Watching a warmongering nuclear North Korea. Watching its new young leader, Kim Jong Un, who seems bent on convincing the world he’s not just recklessly immature and irrational but missile-ready and maybe megalomaniacal enough to trigger a war that could kill hundreds of thousands.
And that is why, most importantly, the world is also watching China.
The world is watching and desperately hoping that China, a still-developing economic superpower that is North Korea’s prime patron, will finally use every one of its economic and military levers to prevent its next-door neighbor from plunging the region into catastrophe.

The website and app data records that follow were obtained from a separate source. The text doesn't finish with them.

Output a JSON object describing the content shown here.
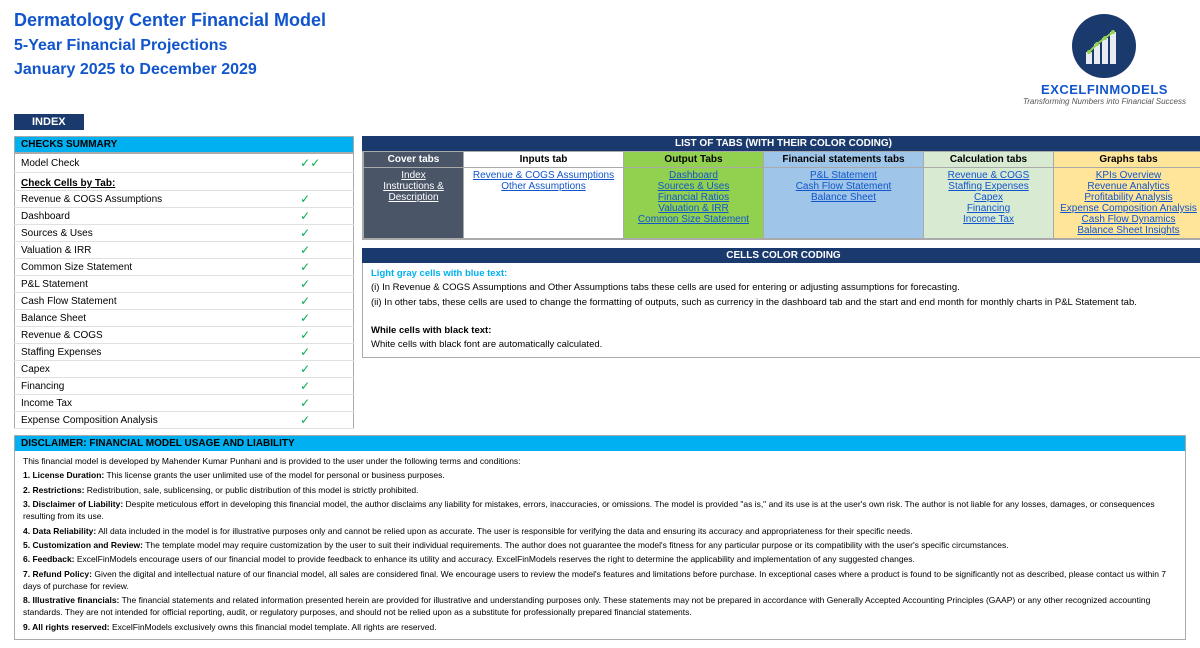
{
  "header": {
    "title1": "Dermatology Center Financial Model",
    "title2": "5-Year Financial Projections",
    "title3": "January 2025 to December 2029",
    "index_label": "INDEX"
  },
  "logo": {
    "name": "EXCELFINMODELS",
    "tagline": "Transforming Numbers into Financial Success"
  },
  "checks_summary": {
    "header": "CHECKS  SUMMARY",
    "model_check_label": "Model Check",
    "double_check": "✓✓",
    "check_cells_label": "Check Cells by Tab:",
    "items": [
      {
        "label": "Revenue & COGS Assumptions",
        "check": "✓"
      },
      {
        "label": "Dashboard",
        "check": "✓"
      },
      {
        "label": "Sources & Uses",
        "check": "✓"
      },
      {
        "label": "Valuation & IRR",
        "check": "✓"
      },
      {
        "label": "Common Size Statement",
        "check": "✓"
      },
      {
        "label": "P&L Statement",
        "check": "✓"
      },
      {
        "label": "Cash Flow Statement",
        "check": "✓"
      },
      {
        "label": "Balance Sheet",
        "check": "✓"
      },
      {
        "label": "Revenue & COGS",
        "check": "✓"
      },
      {
        "label": "Staffing Expenses",
        "check": "✓"
      },
      {
        "label": "Capex",
        "check": "✓"
      },
      {
        "label": "Financing",
        "check": "✓"
      },
      {
        "label": "Income Tax",
        "check": "✓"
      },
      {
        "label": "Expense Composition Analysis",
        "check": "✓"
      }
    ]
  },
  "tabs_section": {
    "header": "LIST OF TABS (WITH THEIR COLOR CODING)",
    "columns": [
      {
        "header": "Cover tabs",
        "type": "cover",
        "items": [
          "Index",
          "Instructions & Description"
        ]
      },
      {
        "header": "Inputs tab",
        "type": "inputs",
        "items": [
          "Revenue & COGS Assumptions",
          "Other Assumptions"
        ]
      },
      {
        "header": "Output Tabs",
        "type": "output",
        "items": [
          "Dashboard",
          "Sources & Uses",
          "Financial Ratios",
          "Valuation & IRR",
          "Common Size Statement"
        ]
      },
      {
        "header": "Financial statements tabs",
        "type": "financial",
        "items": [
          "P&L Statement",
          "Cash Flow Statement",
          "Balance Sheet"
        ]
      },
      {
        "header": "Calculation tabs",
        "type": "calculation",
        "items": [
          "Revenue & COGS",
          "Staffing Expenses",
          "Capex",
          "Financing",
          "Income Tax"
        ]
      },
      {
        "header": "Graphs tabs",
        "type": "graphs",
        "items": [
          "KPIs Overview",
          "Revenue Analytics",
          "Profitability Analysis",
          "Expense Composition Analysis",
          "Cash Flow Dynamics",
          "Balance Sheet Insights"
        ]
      }
    ]
  },
  "cells_coding": {
    "header": "CELLS COLOR CODING",
    "light_gray_label": "Light gray cells with blue text:",
    "light_gray_text1": "(i) In Revenue & COGS Assumptions and Other Assumptions tabs these cells are used for entering or adjusting assumptions for forecasting.",
    "light_gray_text2": "(ii) In other tabs, these cells are used to change the formatting of outputs, such as currency in the dashboard tab and the start and end month for monthly charts in P&L Statement tab.",
    "white_label": "While cells with black text:",
    "white_text": "White cells with black font are automatically calculated."
  },
  "disclaimer": {
    "header": "DISCLAIMER: FINANCIAL MODEL USAGE AND LIABILITY",
    "intro": "This financial model  is developed by Mahender Kumar Punhani and is provided to the user under the following terms and conditions:",
    "items": [
      {
        "num": "1.",
        "label": "License Duration:",
        "text": "This license grants the user unlimited use of the model for personal or business purposes."
      },
      {
        "num": "2.",
        "label": "Restrictions:",
        "text": "Redistribution, sale, sublicensing, or public distribution of this model is strictly prohibited."
      },
      {
        "num": "3.",
        "label": "Disclaimer of Liability:",
        "text": "Despite meticulous effort in developing this financial model, the author disclaims any liability for mistakes, errors, inaccuracies, or omissions. The model is provided \"as is,\" and its use is at the user's own risk. The author is  not liable for any  losses, damages, or consequences resulting from its use."
      },
      {
        "num": "4.",
        "label": "Data Reliability:",
        "text": "All data included in the model is for illustrative purposes only and cannot be relied upon as accurate. The user is  responsible for verifying the data and ensuring its accuracy and appropriateness for their specific needs."
      },
      {
        "num": "5.",
        "label": "Customization and Review:",
        "text": "The template model may require customization by the user to suit their individual requirements. The author does not guarantee the model's fitness for any  particular purpose or its compatibility with the user's specific circumstances."
      },
      {
        "num": "6.",
        "label": "Feedback:",
        "text": "ExcelFinModels encourage users of our financial model to provide feedback to enhance its utility and accuracy. ExcelFinModels reserves the right to determine the applicability and implementation of any suggested changes."
      },
      {
        "num": "7.",
        "label": "Refund Policy:",
        "text": "Given the digital and intellectual nature of our financial model, all sales are considered final. We encourage users to review the model's features and limitations before purchase. In exceptional cases where a product is found to be  significantly not as described, please contact us within 7 days of purchase for review."
      },
      {
        "num": "8.",
        "label": "Illustrative financials:",
        "text": "The financial statements and related information presented herein are provided for illustrative and understanding purposes only. These statements may not be prepared in accordance with Generally Accepted Accounting Principles (GAAP) or any other recognized accounting standards. They are not intended for official reporting, audit, or regulatory purposes, and should not be relied upon as a substitute for professionally prepared financial statements."
      },
      {
        "num": "9.",
        "label": "All rights reserved:",
        "text": "ExcelFinModels exclusively owns this financial model template. All rights are reserved."
      }
    ]
  }
}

China has been thrust into its first major test of world leadership. It is a test this wannabe world leader clearly doesn’t wanna be taking — at least not right now. After all, China’s Xi Jinping, who became president just a month ago, is intent on fostering what he has called a “sustainable” long-term economic expansion. “China’s model of development is not sustainable, so it is imperative for us to speed up the transformation of the growth model,” Xi said recently.
That’s why the timing of North Korea’s push toward war is most inconvenient from China’s viewpoint. Recently, Xi was preparing for a major address. He planned to reassure a forum of concerned multinational business leaders by telling them they could always trust China to protect their companies’ global interests.
Then, from half a world away, President Barack Obama telephoned and Xi’s priorities expanded. Obama was calling to convince Xi to do everything he could to prevent Kim from triggering all-out war. After all, Beijing wields a good bit of influence in Pyongyang: China does $5 billion worth of business with North Korea; it is doubtful a communist North Korea could exist without China’s support.